Does anti-TNF therapy prevent damage to cartilage and bone? In his article, van den Berg hinted that it does not. However, the publication of two full-length papers about two anti-TNF agents, infliximab and etanercept, has now made it very clear that anti-TNF treatment does indeed slow down or prevent joint damage in human RA [25,26]. What is particularly remarkable about the infliximab study was the observation that infliximab not only protected intact cartilage but also halted/reversed ongoing erosions. Furthermore, the group that did not respond clinically (as assessed by the criteria of the American College of Rheumatology) showed as much joint protection as the responders. In the case of infliximab trials, further investigation is needed to clarify how concomitant administration of weekly doses of methotrexate contributes to these clinical endpoints. However, these observations raise the real possibility that the proportion of RA patients that respond to anti-TNF therapy, at least as regards joint destruction, is actually much higher than expected from the observed reduction of symptoms and signs.

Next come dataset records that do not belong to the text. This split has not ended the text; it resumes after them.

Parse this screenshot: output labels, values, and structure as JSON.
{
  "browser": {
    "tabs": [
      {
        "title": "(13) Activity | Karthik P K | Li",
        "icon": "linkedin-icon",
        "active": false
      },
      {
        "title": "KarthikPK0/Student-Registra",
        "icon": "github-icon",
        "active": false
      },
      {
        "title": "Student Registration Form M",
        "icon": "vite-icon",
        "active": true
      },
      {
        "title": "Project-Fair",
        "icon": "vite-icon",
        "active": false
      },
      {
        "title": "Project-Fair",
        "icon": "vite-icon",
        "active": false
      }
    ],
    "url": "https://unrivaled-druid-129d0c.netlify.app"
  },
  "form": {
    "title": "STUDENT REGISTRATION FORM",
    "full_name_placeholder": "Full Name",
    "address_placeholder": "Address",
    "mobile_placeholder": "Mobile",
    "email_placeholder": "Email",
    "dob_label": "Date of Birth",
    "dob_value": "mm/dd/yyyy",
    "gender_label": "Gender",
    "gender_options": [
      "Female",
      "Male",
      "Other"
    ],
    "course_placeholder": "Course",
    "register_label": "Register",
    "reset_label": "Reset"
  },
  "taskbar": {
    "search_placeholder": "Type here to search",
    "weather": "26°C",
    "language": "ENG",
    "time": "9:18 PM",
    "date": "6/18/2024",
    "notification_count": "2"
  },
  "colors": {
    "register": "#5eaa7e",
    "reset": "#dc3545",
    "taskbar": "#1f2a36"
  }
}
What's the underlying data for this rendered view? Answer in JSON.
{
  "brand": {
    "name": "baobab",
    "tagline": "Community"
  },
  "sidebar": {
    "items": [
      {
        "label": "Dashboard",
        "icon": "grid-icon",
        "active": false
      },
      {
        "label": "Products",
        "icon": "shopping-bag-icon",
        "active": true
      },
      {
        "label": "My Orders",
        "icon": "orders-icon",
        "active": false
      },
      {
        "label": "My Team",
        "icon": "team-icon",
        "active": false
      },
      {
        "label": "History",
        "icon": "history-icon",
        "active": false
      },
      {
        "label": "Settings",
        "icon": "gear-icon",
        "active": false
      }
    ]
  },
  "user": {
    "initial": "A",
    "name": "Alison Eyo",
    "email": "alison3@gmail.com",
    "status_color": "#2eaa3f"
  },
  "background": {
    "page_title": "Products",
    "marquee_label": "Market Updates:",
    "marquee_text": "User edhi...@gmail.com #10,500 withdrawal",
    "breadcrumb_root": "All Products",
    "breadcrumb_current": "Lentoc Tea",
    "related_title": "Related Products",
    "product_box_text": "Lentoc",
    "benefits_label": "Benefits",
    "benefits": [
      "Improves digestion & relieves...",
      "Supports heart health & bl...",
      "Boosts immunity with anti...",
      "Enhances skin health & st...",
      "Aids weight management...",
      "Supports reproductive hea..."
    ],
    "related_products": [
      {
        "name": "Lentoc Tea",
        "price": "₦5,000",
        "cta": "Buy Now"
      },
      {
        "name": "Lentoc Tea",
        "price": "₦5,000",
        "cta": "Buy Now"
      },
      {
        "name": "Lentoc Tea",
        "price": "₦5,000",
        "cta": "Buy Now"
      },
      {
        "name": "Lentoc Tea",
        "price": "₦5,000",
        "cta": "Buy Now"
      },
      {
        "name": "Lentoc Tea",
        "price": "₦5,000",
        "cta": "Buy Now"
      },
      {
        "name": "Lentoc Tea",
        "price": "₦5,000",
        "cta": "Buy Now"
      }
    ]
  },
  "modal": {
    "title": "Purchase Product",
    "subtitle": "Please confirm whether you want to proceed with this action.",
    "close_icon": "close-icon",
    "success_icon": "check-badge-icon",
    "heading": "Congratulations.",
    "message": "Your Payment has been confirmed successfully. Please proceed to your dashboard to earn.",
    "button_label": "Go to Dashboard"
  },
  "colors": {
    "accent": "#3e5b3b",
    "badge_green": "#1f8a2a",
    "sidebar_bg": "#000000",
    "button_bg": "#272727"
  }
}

From the clinical trials described above, it is now clear that proinflammatory cytokines are good targets in RA disease. Furthermore, the mechanism of anti-TNF therapy has been extensively studied in the infliximab studies and it its effectiveness is clearly due to its ability to deactivate endothelium, reduce the cytokine cascade, reduce the production of matrix metalloproteinase, and prevent erosion. If blocking IL-1 results in a chondroprotective/ bone protective modality alone, this may not be enough. A good therapy in chronic inflammatory disease must achieve several objectives, including the amelioration of signs and symptoms of disease and the abrogation of joint destruction, and must also be safe. However, because RA is a chronic disease, a good therapy would also be one in which the cycle of chronicity was broken. It is unclear at present whether the anti-TNF or IL-1 antagonism therapies modulate the chronicity of the disease. Therefore, there is still ample room for modulation and improvement of these therapies, and in particular it is important to targeting the mechanism(s) leading to the disregulated production of these proinflammatory mediators in inflamed tissue.

Abbreviations

IL = interleukin; IL-1ra = interleukin-1 receptor antagonist; RA = rheumatoid arthritis; TNF = tumour necrosis factor.